Koplik's spots (also Koplik's sign) are a prodromic viral enanthem of measles manifesting two to three days before the measles rash itself. They are characterized as clustered, white lesions on the buccal mucosa (opposite the upper 1st & 2nd molars) and are pathognomonic for measles. The textbook description of Koplik spots is ulcerated mucosal lesions marked by necrosis, neutrophilic exudate, and neovascularization. They are described as appearing like "grains of salt on a reddish background", and often fade as the maculopapular rash develops. As well as their diagnostic significance, they are important in the control of outbreaks. Their appearance, in context of a diagnosed case, before they reach maximum infectivity, permits isolation of the contacts and greatly aids control of this highly infectious disease.

Nobel laureate John F. Enders and Thomas Peebles, who first isolated the measles virus, were careful to collect their samples from patients showing Koplik's spots.

==History==
Koplik's spots are named after Henry Koplik (1858–1927), an American pediatrician who published a short description of them in 1896, emphasising their appearance before the skin rash and their value in the differential diagnosis of diseases with which measles might be mistaken. He published two further papers on the spots, including one with a colour illustration. An anonymous reviewer of Koplik's The Diseases of Infancy and Childhood refers to the illustration as "the now famous coloured plate".

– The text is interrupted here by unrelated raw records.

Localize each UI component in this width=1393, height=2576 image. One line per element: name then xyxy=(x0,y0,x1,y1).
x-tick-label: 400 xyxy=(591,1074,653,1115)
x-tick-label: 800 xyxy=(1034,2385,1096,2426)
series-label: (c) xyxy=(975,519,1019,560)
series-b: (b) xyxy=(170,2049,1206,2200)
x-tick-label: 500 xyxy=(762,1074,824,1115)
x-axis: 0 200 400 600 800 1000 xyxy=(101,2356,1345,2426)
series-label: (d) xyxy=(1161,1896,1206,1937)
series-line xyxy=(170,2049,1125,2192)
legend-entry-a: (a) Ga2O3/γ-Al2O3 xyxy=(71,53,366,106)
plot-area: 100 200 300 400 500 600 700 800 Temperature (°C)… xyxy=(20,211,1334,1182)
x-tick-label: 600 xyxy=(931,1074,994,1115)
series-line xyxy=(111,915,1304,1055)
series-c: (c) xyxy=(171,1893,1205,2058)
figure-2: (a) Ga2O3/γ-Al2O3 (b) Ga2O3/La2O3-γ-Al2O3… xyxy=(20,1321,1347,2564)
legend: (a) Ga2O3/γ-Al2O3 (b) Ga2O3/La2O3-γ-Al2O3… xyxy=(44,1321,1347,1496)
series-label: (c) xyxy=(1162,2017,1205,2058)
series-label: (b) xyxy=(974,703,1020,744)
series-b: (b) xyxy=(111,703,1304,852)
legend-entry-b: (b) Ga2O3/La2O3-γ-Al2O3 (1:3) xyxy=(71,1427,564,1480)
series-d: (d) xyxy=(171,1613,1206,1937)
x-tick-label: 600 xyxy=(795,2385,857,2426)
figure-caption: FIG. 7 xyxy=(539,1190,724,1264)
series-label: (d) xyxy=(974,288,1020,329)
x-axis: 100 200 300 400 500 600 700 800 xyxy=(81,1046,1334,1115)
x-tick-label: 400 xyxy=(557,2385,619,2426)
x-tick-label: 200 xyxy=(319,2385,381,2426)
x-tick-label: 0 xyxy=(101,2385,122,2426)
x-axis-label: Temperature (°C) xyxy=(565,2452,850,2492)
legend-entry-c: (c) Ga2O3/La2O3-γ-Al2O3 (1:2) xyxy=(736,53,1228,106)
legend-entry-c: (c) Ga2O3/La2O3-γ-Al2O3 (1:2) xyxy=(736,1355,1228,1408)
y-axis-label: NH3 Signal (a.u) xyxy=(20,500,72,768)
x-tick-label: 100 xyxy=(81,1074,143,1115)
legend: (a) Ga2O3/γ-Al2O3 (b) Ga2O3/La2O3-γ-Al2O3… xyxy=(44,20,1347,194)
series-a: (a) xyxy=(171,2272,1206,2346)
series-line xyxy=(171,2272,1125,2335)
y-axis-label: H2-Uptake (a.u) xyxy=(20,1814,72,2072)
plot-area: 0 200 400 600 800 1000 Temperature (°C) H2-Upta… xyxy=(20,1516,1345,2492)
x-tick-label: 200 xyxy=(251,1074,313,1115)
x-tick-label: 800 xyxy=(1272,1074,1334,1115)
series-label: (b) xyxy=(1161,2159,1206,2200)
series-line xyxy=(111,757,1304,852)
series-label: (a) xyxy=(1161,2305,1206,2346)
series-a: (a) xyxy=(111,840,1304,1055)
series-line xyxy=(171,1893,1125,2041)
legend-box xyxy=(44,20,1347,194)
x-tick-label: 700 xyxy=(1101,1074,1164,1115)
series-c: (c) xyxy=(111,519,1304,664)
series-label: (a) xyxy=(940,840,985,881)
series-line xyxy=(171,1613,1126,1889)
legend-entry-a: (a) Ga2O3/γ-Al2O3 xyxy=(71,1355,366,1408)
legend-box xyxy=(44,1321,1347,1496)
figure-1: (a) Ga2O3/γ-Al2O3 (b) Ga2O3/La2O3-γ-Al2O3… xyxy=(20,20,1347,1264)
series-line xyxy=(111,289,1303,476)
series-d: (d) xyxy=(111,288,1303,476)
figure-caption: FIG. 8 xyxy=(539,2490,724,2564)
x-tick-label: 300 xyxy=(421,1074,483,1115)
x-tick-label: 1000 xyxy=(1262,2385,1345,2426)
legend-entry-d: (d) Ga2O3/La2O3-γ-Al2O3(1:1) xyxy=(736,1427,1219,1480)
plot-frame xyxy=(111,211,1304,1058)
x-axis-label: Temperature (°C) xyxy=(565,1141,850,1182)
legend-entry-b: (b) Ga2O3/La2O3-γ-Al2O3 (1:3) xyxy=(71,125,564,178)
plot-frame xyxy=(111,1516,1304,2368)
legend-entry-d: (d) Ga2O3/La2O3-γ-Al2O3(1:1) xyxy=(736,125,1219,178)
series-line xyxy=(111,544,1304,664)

Some authors ascribe the first written description of these spots to Reubold, Würzburg 1854, and others to Johann Andreas Murray (1740–1791). Before Koplik, the German internist Carl Jakob Adolf Christian Gerhardt (1833–1902) in 1874, the Danish physician N. Flindt in 1879, and the Russian Nil Filatov (1847–1902) in 1895, had observed equivalent phenomena. Koplik was aware of Filatov's work, thought his evidence insufficient and rejected his claim for priority.